Atuou em películas para o cinema e cedeu sua voz em trilhas sonoras que marcaram época, como nos filmes "Chofer de Praça" (1958), "Jeca Tatu" (1959) e "As Aventuras de Pedro Malasartes" (1960) do cineasta Amácio Mazzaropi, que é considerado o maior cômico do cinema brasileiro. Nas palavras de Lana, Mazzaropi era o “Chaplin brasileiro” e um artista fantástico. 

Apontada como uma das mais elegantes do rádio, Lana sempre era mencionada ao lado de grandes nomes, como Cauby Peixoto. Não por acaso ela marcou seu nome na história da música de 1958. Eleita pelo “Melhores do Rádio” foi premiada com o “Microfone de Ouro” na categoria de melhor cantora. Também foi escolhida pela Radiofônica como melhor cantora popular de 1958 e recebeu o Prêmio Roquette Pinto por ter sido a “cantora destaque das rádios de São Paulo”. 

Lana Bittencourt enfrentou o preconceito de sua época. Escolheu ser artista em um período que as mulheres eram julgadas por se dedicarem ao trabalho, tornando-se mais independentes dos companheiros. Em suas palavras, “era preconceito com enfermeira, com telefonista e com artista”. Lana se casou e teve dois filhos e, mesmo com o apoio de seus familiares e o incentivo do público, decidiu desacelerar o ritmo de sua carreira. Em entrevista concedida ao jornal O Globo (1978), quando estava retornando aos palcos, ela afirmou: “Resolvi descansar no auge da minha carreira. Precisava mais que tudo de um encontro comigo mesma e assumir o papel de mulher e de mãe”. Por isso, Lana não gravou discos na década de 1970. Voltou aos estúdios na década seguinte, lançando dois LPs: um pela AVM Discos (1982) e outro pela Fermata (1986). Este, intitulado “Karma Secular”, marcou seus 30 anos de carreira.   

Na década de 1990 começou a fazer pequenos shows para eventos especiais – como casamentos, formaturas e almoços/jantares de celebração – sendo sempre acompanhada por alguns músicos. Em 1998 lançou um CD com seus maiores sucessos, incluindo “Ouça” (Maysa), “Olhos nos olhos” (Chico Buarque) e “Maria, Maria” (Milton Nascimento e Fernando Brant). 

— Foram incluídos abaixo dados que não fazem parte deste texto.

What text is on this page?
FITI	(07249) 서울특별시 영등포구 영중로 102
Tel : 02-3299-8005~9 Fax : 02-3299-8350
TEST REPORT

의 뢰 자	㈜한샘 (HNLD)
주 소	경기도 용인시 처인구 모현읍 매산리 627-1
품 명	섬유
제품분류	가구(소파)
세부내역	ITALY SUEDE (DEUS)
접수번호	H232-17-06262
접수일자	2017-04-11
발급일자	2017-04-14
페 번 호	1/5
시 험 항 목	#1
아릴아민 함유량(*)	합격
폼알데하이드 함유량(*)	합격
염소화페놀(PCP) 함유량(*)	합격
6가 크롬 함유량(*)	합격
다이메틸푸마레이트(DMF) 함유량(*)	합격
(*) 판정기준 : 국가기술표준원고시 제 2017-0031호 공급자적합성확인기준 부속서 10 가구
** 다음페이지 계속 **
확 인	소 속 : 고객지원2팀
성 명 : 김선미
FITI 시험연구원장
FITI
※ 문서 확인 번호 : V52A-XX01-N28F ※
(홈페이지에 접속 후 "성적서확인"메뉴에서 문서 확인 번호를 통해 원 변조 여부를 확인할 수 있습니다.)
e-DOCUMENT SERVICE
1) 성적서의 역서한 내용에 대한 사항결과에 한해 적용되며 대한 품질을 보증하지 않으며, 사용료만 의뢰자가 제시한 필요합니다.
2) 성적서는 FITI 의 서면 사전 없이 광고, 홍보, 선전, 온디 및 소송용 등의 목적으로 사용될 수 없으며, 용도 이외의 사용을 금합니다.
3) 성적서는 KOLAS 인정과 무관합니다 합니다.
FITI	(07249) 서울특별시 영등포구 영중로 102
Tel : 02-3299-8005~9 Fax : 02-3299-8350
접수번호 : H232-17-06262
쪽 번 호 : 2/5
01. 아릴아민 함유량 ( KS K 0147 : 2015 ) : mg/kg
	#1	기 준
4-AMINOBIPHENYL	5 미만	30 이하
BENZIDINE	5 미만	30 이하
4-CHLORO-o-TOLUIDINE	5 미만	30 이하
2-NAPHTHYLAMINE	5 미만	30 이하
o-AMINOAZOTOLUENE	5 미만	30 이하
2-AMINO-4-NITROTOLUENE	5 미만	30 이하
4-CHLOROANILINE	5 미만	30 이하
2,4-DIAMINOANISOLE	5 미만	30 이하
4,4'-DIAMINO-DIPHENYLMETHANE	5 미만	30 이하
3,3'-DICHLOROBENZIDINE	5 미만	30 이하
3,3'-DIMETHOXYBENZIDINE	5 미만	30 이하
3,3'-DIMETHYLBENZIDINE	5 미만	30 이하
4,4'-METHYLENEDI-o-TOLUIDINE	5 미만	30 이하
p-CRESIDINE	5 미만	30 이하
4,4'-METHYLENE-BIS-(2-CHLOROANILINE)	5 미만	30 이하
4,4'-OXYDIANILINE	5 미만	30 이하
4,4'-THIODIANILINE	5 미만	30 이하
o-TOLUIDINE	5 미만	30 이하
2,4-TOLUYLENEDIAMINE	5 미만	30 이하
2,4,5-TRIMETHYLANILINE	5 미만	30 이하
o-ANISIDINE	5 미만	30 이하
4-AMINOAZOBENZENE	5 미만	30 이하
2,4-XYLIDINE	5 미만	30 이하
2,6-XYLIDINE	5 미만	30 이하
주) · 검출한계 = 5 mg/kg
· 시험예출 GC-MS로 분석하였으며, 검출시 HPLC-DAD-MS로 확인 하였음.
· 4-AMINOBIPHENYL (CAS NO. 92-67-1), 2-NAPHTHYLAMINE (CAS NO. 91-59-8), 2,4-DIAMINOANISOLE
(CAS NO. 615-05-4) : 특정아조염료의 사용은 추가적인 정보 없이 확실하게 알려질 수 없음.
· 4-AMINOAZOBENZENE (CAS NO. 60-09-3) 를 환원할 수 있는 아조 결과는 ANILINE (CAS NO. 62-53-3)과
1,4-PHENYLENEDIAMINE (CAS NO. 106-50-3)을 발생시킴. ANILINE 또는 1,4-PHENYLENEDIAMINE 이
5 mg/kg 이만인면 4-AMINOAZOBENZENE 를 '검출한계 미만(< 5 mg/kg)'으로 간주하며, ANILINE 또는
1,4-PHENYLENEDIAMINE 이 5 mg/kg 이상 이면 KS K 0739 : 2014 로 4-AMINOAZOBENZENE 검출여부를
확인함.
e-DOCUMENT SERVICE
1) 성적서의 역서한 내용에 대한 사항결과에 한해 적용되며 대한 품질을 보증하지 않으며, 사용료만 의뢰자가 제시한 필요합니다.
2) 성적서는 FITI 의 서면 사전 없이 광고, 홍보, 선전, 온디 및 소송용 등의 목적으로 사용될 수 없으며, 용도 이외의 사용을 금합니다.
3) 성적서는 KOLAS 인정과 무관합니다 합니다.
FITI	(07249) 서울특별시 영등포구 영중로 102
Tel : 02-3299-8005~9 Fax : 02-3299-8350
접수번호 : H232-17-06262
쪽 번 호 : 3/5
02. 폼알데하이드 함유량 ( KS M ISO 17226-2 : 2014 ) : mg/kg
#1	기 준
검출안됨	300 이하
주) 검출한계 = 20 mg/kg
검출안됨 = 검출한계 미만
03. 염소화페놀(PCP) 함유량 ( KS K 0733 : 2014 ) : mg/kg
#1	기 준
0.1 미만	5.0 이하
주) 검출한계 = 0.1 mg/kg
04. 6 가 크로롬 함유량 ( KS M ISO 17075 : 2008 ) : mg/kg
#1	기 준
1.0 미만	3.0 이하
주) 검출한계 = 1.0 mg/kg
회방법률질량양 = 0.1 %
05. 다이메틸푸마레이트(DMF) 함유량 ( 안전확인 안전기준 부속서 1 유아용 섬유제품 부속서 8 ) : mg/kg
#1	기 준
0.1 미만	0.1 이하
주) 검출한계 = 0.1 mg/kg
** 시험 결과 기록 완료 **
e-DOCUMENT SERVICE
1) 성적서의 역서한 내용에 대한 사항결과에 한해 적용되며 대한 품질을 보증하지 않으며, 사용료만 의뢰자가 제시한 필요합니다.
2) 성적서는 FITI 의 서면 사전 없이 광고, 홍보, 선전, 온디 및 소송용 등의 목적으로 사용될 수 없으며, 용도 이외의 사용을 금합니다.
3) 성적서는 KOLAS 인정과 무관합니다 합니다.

Nos anos 2000 seguiu fazendo apresentações pelo Brasil. Entre 2010 e 2011 realizou dois shows no Teatro Rival BR com participações de Rogéria, Alcione, Ney Matogrosso e Mariana Braga, que é neta de Lana. Tais shows, sob a direção do jornalista Rodrigo Faour, lhe renderam um CD duplo e o primeiro DVD de sua carreira, intitulado “Lana Bittencourt – A Diva Passional”, os quais foram lançados em 2013 pela “Coleção Canal Brasil”. Foi um momento espetacular de sua carreira, com todas as honras e glórias que a cantora merecia. Ainda em 2010 e também no Teatro Rival BR, Lana se apresentou em récita única que foi dirigida e apresentada por Ricardo Cravo Albin, na qual contou com a participação de Elymar Santos e novamente de sua neta Mariana Braga. Em 2012 ela fez parte de um grupo de cantoras do rádio (Dóris Monteiro, Adelaide Chiozzo, Sônia Delfino e a própria Lana) que estreou no show “MPB pela ABL – A volta das cantoras do Rádio”, que também foi dirigido e apresentado por Ricardo Cravo Albin, no auditório Raimundo Magalhães. Participou do espetáculo “A Noite – Nas ondas da Rádio Nacional” de 2014, ao lado de Ellen de Lima e Adelaide Chiozzo no Teatro Rival BR.

Lana Bittencourt é uma artista que conseguiu expandir seu sucesso pelos Estados Unidos, América Latina e Europa, e que continua nos brindando com sua voz incrivelmente potente. Salve Lana Bittencourt, “A Internacional”, e seus 89 anos de vida!



Bruna Aparecida Gomes Coelho é doutoranda em História Social pela Universidade Federal do Rio de Janeiro, desenvolve pesquisas sobre o mundo do samba na ditadura militar.